Graças à Inteligência Artificial (IA) não é mais possível interromper o processo de autoconstrução do autômato global. Missão cumprida para a humanidade?

Antes da consumação

Este sinal indica o momento em que a transição da desordem para a ordem ainda não foi concluída. Na verdade, a mudança já está preparada porque todas as linhas do trigrama superior estão em relação com as do inferior. Mas eles ainda não estão no lugar. Antes da consumação. Êxito.

As condições são difíceis. A missão é grande e cheia de responsabilidade. Trata-se mesmo de trazer o mundo da desordem à ordem.

Após a consumação

Apenas quando o equilíbrio perfeito for alcançado, qualquer movimento poderá perturbar a ordem e causar um retorno à desintegração. 

Nos tempos que seguem uma grande passagem, tudo segue rápido, tendendo ao progresso e ao desenvolvimento. Mas esse impulso inicial não é bom e certamente leva à perda e ao colapso, porque na pressa a pessoa ultrapassa a meta. Um caráter forte, portanto, não se deixa contagiar por essa embriaguez geral, mas interrompe seu movimento a tempo. Assim, não ficará totalmente imune às infelizes consequências do anseio geral de progresso, mas é atingido por trás como uma raposa que atravessou a água e terminou apenas com a cauda.

I Ching – Il libro dei mutamenti

Talvez a velhice e o medo me enganem

“A escrita metódica me distrai da condição atual das pessoas. A certeza de que tudo isso está escrito nos anula ou nos confunde. Conheço bairros onde os jovens se prostram diante dos livros e beijam as páginas brutalmente, mesmo que não consigam ler uma única letra. As epidemias, as discórdias heréticas, as andanças que inevitavelmente degeneram em banditismo, têm dizimado a população. Acho que já falei sobre os suicídios, mais frequentes a cada ano. Talvez a velhice e o medo me enganem mas eu suspeito que a espécie humana está prestes a se extinguir e que a biblioteca se manterá: iluminada, solitária, infinita, perfeitamente imóvel, armada de volumes preciosos, nada incorruptível, secreta."  (Borges, La biblioteca de Babel

Nesta história que Borges publicou em 1941, está todo o nosso presente: a desintegração da civilização humana, o fanatismo religioso dos jovens que beijam as páginas do livro que nem sabem ler, a epidemia, as discórdias, as migrações que degeneram em banditismo e dizimam a população. E por fim os suicídios, cada vez mais frequentes.

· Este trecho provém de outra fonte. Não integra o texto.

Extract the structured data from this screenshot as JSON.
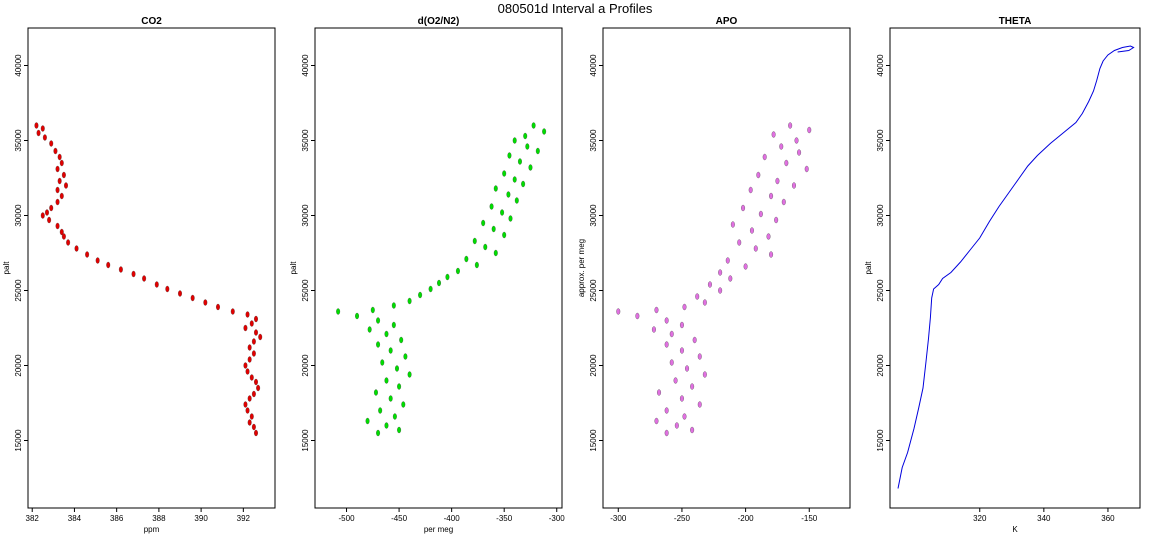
{
  "page_title": "080501d   Interval a Profiles",
  "chart_data": [
    {
      "type": "scatter",
      "title": "CO2",
      "xlabel": "ppm",
      "ylabel": "palt",
      "xlim": [
        381.8,
        393.5
      ],
      "ylim": [
        10500,
        42500
      ],
      "xticks": [
        "382",
        "384",
        "386",
        "388",
        "390",
        "392"
      ],
      "yticks": [
        "15000",
        "20000",
        "25000",
        "30000",
        "35000",
        "40000"
      ],
      "grid": false,
      "color": "#e00000",
      "series": [
        {
          "points": [
            [
              382.2,
              36000
            ],
            [
              382.5,
              35800
            ],
            [
              382.3,
              35500
            ],
            [
              382.6,
              35200
            ],
            [
              382.9,
              34800
            ],
            [
              383.1,
              34300
            ],
            [
              383.3,
              33900
            ],
            [
              383.4,
              33500
            ],
            [
              383.2,
              33100
            ],
            [
              383.5,
              32700
            ],
            [
              383.3,
              32300
            ],
            [
              383.6,
              32000
            ],
            [
              383.2,
              31700
            ],
            [
              383.4,
              31300
            ],
            [
              383.2,
              30900
            ],
            [
              382.9,
              30500
            ],
            [
              382.7,
              30200
            ],
            [
              382.5,
              30000
            ],
            [
              382.8,
              29700
            ],
            [
              383.2,
              29300
            ],
            [
              383.4,
              28900
            ],
            [
              383.5,
              28600
            ],
            [
              383.7,
              28200
            ],
            [
              384.1,
              27800
            ],
            [
              384.6,
              27400
            ],
            [
              385.1,
              27000
            ],
            [
              385.6,
              26700
            ],
            [
              386.2,
              26400
            ],
            [
              386.8,
              26100
            ],
            [
              387.3,
              25800
            ],
            [
              387.9,
              25400
            ],
            [
              388.4,
              25100
            ],
            [
              389.0,
              24800
            ],
            [
              389.6,
              24500
            ],
            [
              390.2,
              24200
            ],
            [
              390.8,
              23900
            ],
            [
              391.5,
              23600
            ],
            [
              392.2,
              23400
            ],
            [
              392.6,
              23100
            ],
            [
              392.4,
              22800
            ],
            [
              392.1,
              22500
            ],
            [
              392.6,
              22200
            ],
            [
              392.8,
              21900
            ],
            [
              392.5,
              21600
            ],
            [
              392.3,
              21200
            ],
            [
              392.5,
              20800
            ],
            [
              392.3,
              20400
            ],
            [
              392.1,
              20000
            ],
            [
              392.2,
              19600
            ],
            [
              392.4,
              19200
            ],
            [
              392.6,
              18900
            ],
            [
              392.7,
              18500
            ],
            [
              392.5,
              18100
            ],
            [
              392.3,
              17800
            ],
            [
              392.1,
              17400
            ],
            [
              392.2,
              17000
            ],
            [
              392.4,
              16600
            ],
            [
              392.3,
              16200
            ],
            [
              392.5,
              15900
            ],
            [
              392.6,
              15500
            ]
          ]
        }
      ]
    },
    {
      "type": "scatter",
      "title": "d(O2/N2)",
      "xlabel": "per meg",
      "ylabel": "palt",
      "xlim": [
        -530,
        -295
      ],
      "ylim": [
        10500,
        42500
      ],
      "xticks": [
        "-500",
        "-450",
        "-400",
        "-350",
        "-300"
      ],
      "yticks": [
        "15000",
        "20000",
        "25000",
        "30000",
        "35000",
        "40000"
      ],
      "grid": false,
      "color": "#00dd00",
      "series": [
        {
          "points": [
            [
              -322,
              36000
            ],
            [
              -312,
              35600
            ],
            [
              -330,
              35300
            ],
            [
              -340,
              35000
            ],
            [
              -328,
              34600
            ],
            [
              -318,
              34300
            ],
            [
              -345,
              34000
            ],
            [
              -335,
              33600
            ],
            [
              -325,
              33200
            ],
            [
              -350,
              32800
            ],
            [
              -340,
              32400
            ],
            [
              -332,
              32100
            ],
            [
              -358,
              31800
            ],
            [
              -346,
              31400
            ],
            [
              -338,
              31000
            ],
            [
              -362,
              30600
            ],
            [
              -352,
              30200
            ],
            [
              -344,
              29800
            ],
            [
              -370,
              29500
            ],
            [
              -360,
              29100
            ],
            [
              -350,
              28700
            ],
            [
              -378,
              28300
            ],
            [
              -368,
              27900
            ],
            [
              -358,
              27500
            ],
            [
              -386,
              27100
            ],
            [
              -376,
              26700
            ],
            [
              -394,
              26300
            ],
            [
              -404,
              25900
            ],
            [
              -412,
              25500
            ],
            [
              -420,
              25100
            ],
            [
              -430,
              24700
            ],
            [
              -440,
              24300
            ],
            [
              -455,
              24000
            ],
            [
              -475,
              23700
            ],
            [
              -508,
              23600
            ],
            [
              -490,
              23300
            ],
            [
              -470,
              23000
            ],
            [
              -455,
              22700
            ],
            [
              -478,
              22400
            ],
            [
              -462,
              22100
            ],
            [
              -448,
              21700
            ],
            [
              -470,
              21400
            ],
            [
              -458,
              21000
            ],
            [
              -444,
              20600
            ],
            [
              -466,
              20200
            ],
            [
              -452,
              19800
            ],
            [
              -440,
              19400
            ],
            [
              -462,
              19000
            ],
            [
              -450,
              18600
            ],
            [
              -472,
              18200
            ],
            [
              -458,
              17800
            ],
            [
              -446,
              17400
            ],
            [
              -468,
              17000
            ],
            [
              -454,
              16600
            ],
            [
              -480,
              16300
            ],
            [
              -462,
              16000
            ],
            [
              -450,
              15700
            ],
            [
              -470,
              15500
            ]
          ]
        }
      ]
    },
    {
      "type": "scatter",
      "title": "APO",
      "xlabel": "",
      "ylabel": "approx. per meg",
      "xlim": [
        -312,
        -118
      ],
      "ylim": [
        10500,
        42500
      ],
      "xticks": [
        "-300",
        "-250",
        "-200",
        "-150"
      ],
      "yticks": [
        "15000",
        "20000",
        "25000",
        "30000",
        "35000",
        "40000"
      ],
      "grid": false,
      "color": "#e070e0",
      "series": [
        {
          "points": [
            [
              -165,
              36000
            ],
            [
              -150,
              35700
            ],
            [
              -178,
              35400
            ],
            [
              -160,
              35000
            ],
            [
              -172,
              34600
            ],
            [
              -158,
              34200
            ],
            [
              -185,
              33900
            ],
            [
              -168,
              33500
            ],
            [
              -152,
              33100
            ],
            [
              -190,
              32700
            ],
            [
              -175,
              32300
            ],
            [
              -162,
              32000
            ],
            [
              -196,
              31700
            ],
            [
              -180,
              31300
            ],
            [
              -170,
              30900
            ],
            [
              -202,
              30500
            ],
            [
              -188,
              30100
            ],
            [
              -176,
              29700
            ],
            [
              -210,
              29400
            ],
            [
              -195,
              29000
            ],
            [
              -182,
              28600
            ],
            [
              -205,
              28200
            ],
            [
              -192,
              27800
            ],
            [
              -180,
              27400
            ],
            [
              -214,
              27000
            ],
            [
              -200,
              26600
            ],
            [
              -220,
              26200
            ],
            [
              -212,
              25800
            ],
            [
              -228,
              25400
            ],
            [
              -220,
              25000
            ],
            [
              -238,
              24600
            ],
            [
              -232,
              24200
            ],
            [
              -248,
              23900
            ],
            [
              -270,
              23700
            ],
            [
              -300,
              23600
            ],
            [
              -285,
              23300
            ],
            [
              -262,
              23000
            ],
            [
              -250,
              22700
            ],
            [
              -272,
              22400
            ],
            [
              -258,
              22100
            ],
            [
              -240,
              21700
            ],
            [
              -262,
              21400
            ],
            [
              -250,
              21000
            ],
            [
              -236,
              20600
            ],
            [
              -258,
              20200
            ],
            [
              -246,
              19800
            ],
            [
              -232,
              19400
            ],
            [
              -255,
              19000
            ],
            [
              -242,
              18600
            ],
            [
              -268,
              18200
            ],
            [
              -250,
              17800
            ],
            [
              -236,
              17400
            ],
            [
              -262,
              17000
            ],
            [
              -248,
              16600
            ],
            [
              -270,
              16300
            ],
            [
              -254,
              16000
            ],
            [
              -242,
              15700
            ],
            [
              -262,
              15500
            ]
          ]
        }
      ]
    },
    {
      "type": "line",
      "title": "THETA",
      "xlabel": "K",
      "ylabel": "palt",
      "xlim": [
        292,
        370
      ],
      "ylim": [
        10500,
        42500
      ],
      "xticks": [
        "320",
        "340",
        "360"
      ],
      "yticks": [
        "15000",
        "20000",
        "25000",
        "30000",
        "35000",
        "40000"
      ],
      "grid": false,
      "color": "#0000dd",
      "series": [
        {
          "points": [
            [
              294.5,
              11800
            ],
            [
              295.8,
              13200
            ],
            [
              297.5,
              14200
            ],
            [
              299.5,
              15800
            ],
            [
              301.0,
              17200
            ],
            [
              302.3,
              18500
            ],
            [
              303.2,
              20200
            ],
            [
              304.0,
              21800
            ],
            [
              304.6,
              23200
            ],
            [
              305.0,
              24500
            ],
            [
              305.6,
              25100
            ],
            [
              307.2,
              25400
            ],
            [
              308.4,
              25800
            ],
            [
              311.0,
              26200
            ],
            [
              314.0,
              26900
            ],
            [
              317.0,
              27700
            ],
            [
              320.0,
              28500
            ],
            [
              323.0,
              29600
            ],
            [
              326.0,
              30600
            ],
            [
              329.0,
              31500
            ],
            [
              332.0,
              32400
            ],
            [
              335.0,
              33300
            ],
            [
              338.0,
              34000
            ],
            [
              342.0,
              34800
            ],
            [
              346.0,
              35500
            ],
            [
              350.0,
              36200
            ],
            [
              352.0,
              36800
            ],
            [
              354.0,
              37600
            ],
            [
              355.5,
              38300
            ],
            [
              356.5,
              39000
            ],
            [
              357.5,
              39800
            ],
            [
              358.5,
              40300
            ],
            [
              360.0,
              40700
            ],
            [
              362.0,
              41000
            ],
            [
              364.5,
              41200
            ],
            [
              367.0,
              41300
            ],
            [
              368.0,
              41200
            ],
            [
              366.5,
              41000
            ],
            [
              363.0,
              40900
            ]
          ]
        }
      ]
    }
  ]
}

Uma boa descrição da terceira década do século XXI. Por fim, Borges anuncia que a Biblioteca não está destinada a desaparecer com a humanidade: ela continua, solitária, infinitamente secreta e perfeitamente inútil. Assim, a imensa biblioteca de dados registrados por sensores visuais, sonoros e gráficos inseridos em todos os cantos do planeta continuará para sempre alimentando o autômato cognitivo que está tomando o lugar dos frágeis organismos humanos, sufocados por pragas, dementes até o suicídio? Assim diz Borges, quem sabe.

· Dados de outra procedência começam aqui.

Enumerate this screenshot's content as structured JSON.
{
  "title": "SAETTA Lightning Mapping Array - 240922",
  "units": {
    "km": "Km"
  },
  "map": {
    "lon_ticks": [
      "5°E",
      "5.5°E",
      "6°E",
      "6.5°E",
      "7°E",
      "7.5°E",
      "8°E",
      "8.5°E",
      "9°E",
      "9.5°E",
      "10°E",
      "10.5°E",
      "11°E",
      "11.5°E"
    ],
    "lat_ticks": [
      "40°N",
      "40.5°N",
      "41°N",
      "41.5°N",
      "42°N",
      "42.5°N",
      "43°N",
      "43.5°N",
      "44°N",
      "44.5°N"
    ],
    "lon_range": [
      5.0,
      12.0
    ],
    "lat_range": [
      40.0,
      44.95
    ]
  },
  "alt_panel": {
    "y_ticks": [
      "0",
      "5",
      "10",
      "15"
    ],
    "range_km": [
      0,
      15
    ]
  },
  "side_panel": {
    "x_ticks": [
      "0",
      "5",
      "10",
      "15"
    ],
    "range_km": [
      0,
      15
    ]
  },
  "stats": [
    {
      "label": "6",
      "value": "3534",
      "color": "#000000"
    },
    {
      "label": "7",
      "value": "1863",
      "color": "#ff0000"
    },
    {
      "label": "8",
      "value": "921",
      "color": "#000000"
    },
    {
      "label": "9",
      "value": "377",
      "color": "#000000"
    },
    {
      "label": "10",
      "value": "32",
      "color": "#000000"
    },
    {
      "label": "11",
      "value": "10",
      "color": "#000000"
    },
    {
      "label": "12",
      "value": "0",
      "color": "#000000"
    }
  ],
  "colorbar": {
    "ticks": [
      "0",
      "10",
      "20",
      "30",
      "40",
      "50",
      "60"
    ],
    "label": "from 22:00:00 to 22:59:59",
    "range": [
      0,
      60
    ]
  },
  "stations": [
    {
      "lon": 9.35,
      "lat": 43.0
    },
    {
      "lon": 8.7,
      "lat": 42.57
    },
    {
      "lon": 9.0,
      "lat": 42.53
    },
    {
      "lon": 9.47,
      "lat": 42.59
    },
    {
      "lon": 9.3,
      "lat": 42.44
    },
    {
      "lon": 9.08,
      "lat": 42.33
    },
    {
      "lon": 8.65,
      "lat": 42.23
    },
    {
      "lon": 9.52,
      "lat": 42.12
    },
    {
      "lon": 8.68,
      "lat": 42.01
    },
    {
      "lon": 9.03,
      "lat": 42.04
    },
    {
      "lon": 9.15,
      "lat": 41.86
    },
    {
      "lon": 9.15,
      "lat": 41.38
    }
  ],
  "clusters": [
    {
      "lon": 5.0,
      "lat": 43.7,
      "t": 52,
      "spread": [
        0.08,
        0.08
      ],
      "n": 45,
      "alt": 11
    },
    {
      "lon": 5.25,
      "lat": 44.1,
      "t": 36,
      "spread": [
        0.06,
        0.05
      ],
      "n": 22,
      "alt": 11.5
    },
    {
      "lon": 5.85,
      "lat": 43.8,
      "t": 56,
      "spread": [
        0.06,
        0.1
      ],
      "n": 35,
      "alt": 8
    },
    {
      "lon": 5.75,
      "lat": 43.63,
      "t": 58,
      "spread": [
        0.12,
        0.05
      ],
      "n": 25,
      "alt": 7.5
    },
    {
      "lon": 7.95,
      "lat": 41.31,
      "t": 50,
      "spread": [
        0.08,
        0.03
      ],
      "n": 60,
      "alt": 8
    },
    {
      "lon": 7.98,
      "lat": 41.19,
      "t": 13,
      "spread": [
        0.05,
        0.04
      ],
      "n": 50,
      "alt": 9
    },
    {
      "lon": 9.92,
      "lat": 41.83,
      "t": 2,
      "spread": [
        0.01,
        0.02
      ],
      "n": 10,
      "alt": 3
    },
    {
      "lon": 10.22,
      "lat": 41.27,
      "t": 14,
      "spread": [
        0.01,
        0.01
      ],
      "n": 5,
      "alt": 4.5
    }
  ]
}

Na era moderna, como previra Francis Bacon, o conhecimento era um fator de poder sobre a natureza e os explorados, mas a partir de certo momento a expansão do conhecimento técnico passou a funcionar ao contrário: não mais prótese do poder humano, a técnica se transformou em um sistema dotado de uma dinâmica independente dentro da qual nos encontramos presos. Já na década de 1960, Gunther Anders havia dito que o poder da tecnologia nuclear colocava a sociedade em um estado de impotência. Os Estados equipados com armas nucleares escapam cada vez menos da lógica da concorrência, levando a uma extensão e refinamento cada vez mais destrutivos da tecnologia atômica, a ponto desta escapar à própria vontade de quem a concebeu e desenvolveu. 

Nessa superioridade funcional da arma atômica, Anders vê as condições para uma nova e mais completa forma de nazismo.

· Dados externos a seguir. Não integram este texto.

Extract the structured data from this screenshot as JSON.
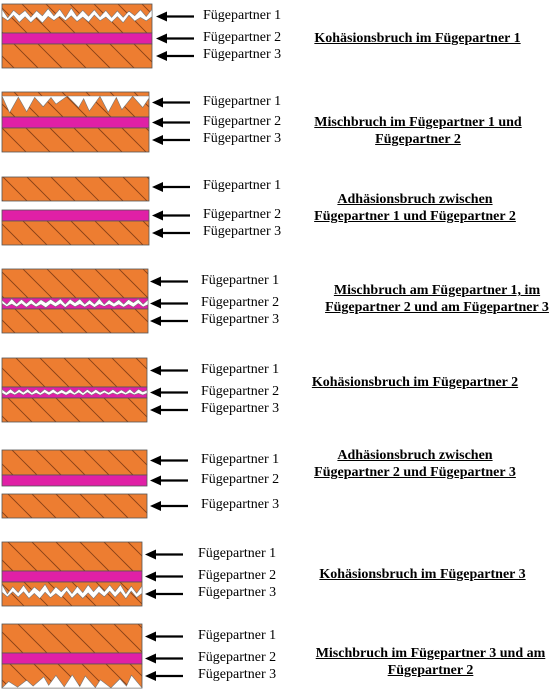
{
  "colors": {
    "substrate": "#ED7D31",
    "hatch": "#8A4116",
    "adhesive": "#E020A6",
    "fracture": "#ffffff",
    "outline": "#555555",
    "arrow": "#000000"
  },
  "legend_labels": [
    "Fügepartner 1",
    "Fügepartner 2",
    "Fügepartner 3"
  ],
  "cases": [
    {
      "caption": "Kohäsionsbruch im Fügepartner 1"
    },
    {
      "caption": "Mischbruch im Fügepartner 1 und Fügepartner 2"
    },
    {
      "caption": "Adhäsionsbruch zwischen Fügepartner 1 und Fügepartner 2"
    },
    {
      "caption": "Mischbruch am Fügepartner 1, im Fügepartner 2 und am Fügepartner 3"
    },
    {
      "caption": "Kohäsionsbruch im Fügepartner 2"
    },
    {
      "caption": "Adhäsionsbruch zwischen Fügepartner 2 und Fügepartner 3"
    },
    {
      "caption": "Kohäsionsbruch im Fügepartner 3"
    },
    {
      "caption": "Mischbruch im Fügepartner 3 und am Fügepartner 2"
    }
  ]
}
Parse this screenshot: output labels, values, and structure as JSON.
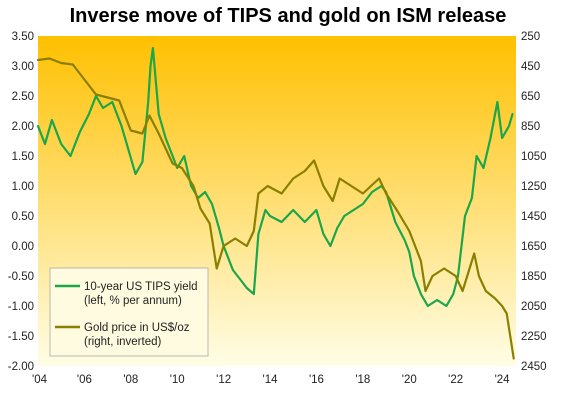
{
  "chart_data": {
    "type": "line",
    "title": "Inverse move of TIPS and gold on ISM release",
    "x_tick_labels": [
      "'04",
      "'06",
      "'08",
      "'10",
      "'12",
      "'14",
      "'16",
      "'18",
      "'20",
      "'22",
      "'24"
    ],
    "x_tick_years": [
      2004,
      2006,
      2008,
      2010,
      2012,
      2014,
      2016,
      2018,
      2020,
      2022,
      2024
    ],
    "xlim": [
      2004,
      2024.6
    ],
    "left_axis": {
      "ylim": [
        -2.0,
        3.5
      ],
      "tick_labels": [
        "3.50",
        "3.00",
        "2.50",
        "2.00",
        "1.50",
        "1.00",
        "0.50",
        "0.00",
        "-0.50",
        "-1.00",
        "-1.50",
        "-2.00"
      ],
      "tick_values": [
        3.5,
        3.0,
        2.5,
        2.0,
        1.5,
        1.0,
        0.5,
        0.0,
        -0.5,
        -1.0,
        -1.5,
        -2.0
      ]
    },
    "right_axis": {
      "inverted": true,
      "ylim": [
        250,
        2450
      ],
      "tick_labels": [
        "250",
        "450",
        "650",
        "850",
        "1050",
        "1250",
        "1450",
        "1650",
        "1850",
        "2050",
        "2250",
        "2450"
      ],
      "tick_values": [
        250,
        450,
        650,
        850,
        1050,
        1250,
        1450,
        1650,
        1850,
        2050,
        2250,
        2450
      ]
    },
    "background_gradient": {
      "top": "#ffc000",
      "bottom": "#fffde6"
    },
    "grid": false,
    "legend_position": "bottom-left",
    "series": [
      {
        "name": "10-year US TIPS yield (left, % per annum)",
        "legend_lines": [
          "10-year US TIPS yield",
          "(left, % per annum)"
        ],
        "axis": "left",
        "color": "#1aa64a",
        "x": [
          2004.0,
          2004.3,
          2004.6,
          2005.0,
          2005.4,
          2005.8,
          2006.2,
          2006.5,
          2006.8,
          2007.2,
          2007.6,
          2007.9,
          2008.2,
          2008.5,
          2008.75,
          2008.85,
          2008.95,
          2009.2,
          2009.5,
          2009.8,
          2010.0,
          2010.3,
          2010.6,
          2010.9,
          2011.2,
          2011.5,
          2011.8,
          2012.0,
          2012.4,
          2012.8,
          2013.0,
          2013.3,
          2013.5,
          2013.8,
          2014.0,
          2014.5,
          2015.0,
          2015.5,
          2016.0,
          2016.3,
          2016.6,
          2016.9,
          2017.2,
          2017.6,
          2018.0,
          2018.4,
          2018.8,
          2019.0,
          2019.4,
          2019.8,
          2020.0,
          2020.2,
          2020.5,
          2020.8,
          2021.2,
          2021.6,
          2021.9,
          2022.1,
          2022.4,
          2022.7,
          2022.9,
          2023.2,
          2023.5,
          2023.8,
          2024.0,
          2024.3,
          2024.45
        ],
        "y": [
          2.0,
          1.7,
          2.1,
          1.7,
          1.5,
          1.9,
          2.2,
          2.5,
          2.3,
          2.4,
          2.0,
          1.6,
          1.2,
          1.4,
          2.4,
          3.0,
          3.3,
          2.2,
          1.8,
          1.5,
          1.3,
          1.5,
          1.0,
          0.8,
          0.9,
          0.7,
          0.3,
          0.0,
          -0.4,
          -0.6,
          -0.7,
          -0.8,
          0.2,
          0.6,
          0.5,
          0.4,
          0.6,
          0.4,
          0.6,
          0.2,
          0.0,
          0.3,
          0.5,
          0.6,
          0.7,
          0.9,
          1.0,
          0.9,
          0.4,
          0.1,
          -0.1,
          -0.5,
          -0.8,
          -1.0,
          -0.9,
          -1.0,
          -0.8,
          -0.5,
          0.5,
          0.8,
          1.5,
          1.3,
          1.8,
          2.4,
          1.8,
          2.0,
          2.2
        ]
      },
      {
        "name": "Gold price in US$/oz (right, inverted)",
        "legend_lines": [
          "Gold price in US$/oz",
          "(right, inverted)"
        ],
        "axis": "right",
        "color": "#8a7f00",
        "x": [
          2004.0,
          2004.5,
          2005.0,
          2005.5,
          2006.0,
          2006.5,
          2007.0,
          2007.5,
          2008.0,
          2008.5,
          2008.8,
          2009.2,
          2009.8,
          2010.2,
          2010.7,
          2011.0,
          2011.4,
          2011.7,
          2012.0,
          2012.5,
          2013.0,
          2013.3,
          2013.5,
          2013.9,
          2014.5,
          2015.0,
          2015.5,
          2015.9,
          2016.3,
          2016.7,
          2017.0,
          2017.5,
          2018.0,
          2018.7,
          2019.0,
          2019.5,
          2020.0,
          2020.5,
          2020.7,
          2021.0,
          2021.5,
          2022.0,
          2022.3,
          2022.8,
          2023.0,
          2023.3,
          2023.7,
          2024.0,
          2024.2,
          2024.4,
          2024.5
        ],
        "y": [
          410,
          400,
          430,
          440,
          540,
          640,
          660,
          680,
          880,
          900,
          780,
          900,
          1100,
          1130,
          1250,
          1400,
          1500,
          1800,
          1650,
          1600,
          1650,
          1550,
          1300,
          1250,
          1300,
          1200,
          1150,
          1080,
          1250,
          1350,
          1200,
          1250,
          1300,
          1200,
          1300,
          1420,
          1550,
          1750,
          1950,
          1850,
          1800,
          1850,
          1950,
          1700,
          1850,
          1950,
          2000,
          2050,
          2100,
          2300,
          2400
        ]
      }
    ]
  }
}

No novo século, as tecnologias digitais criaram as condições para a automatização da interação social, a ponto de tornar inoperante a vontade coletiva.

Em 1993, em Out of control, Kevin Kelly previu que as então nascentes redes digitais criariam uma Mente Global à qual as mentes subglobais (individuais, coletivas ou institucionais) teriam de ser forçadas a se submeter.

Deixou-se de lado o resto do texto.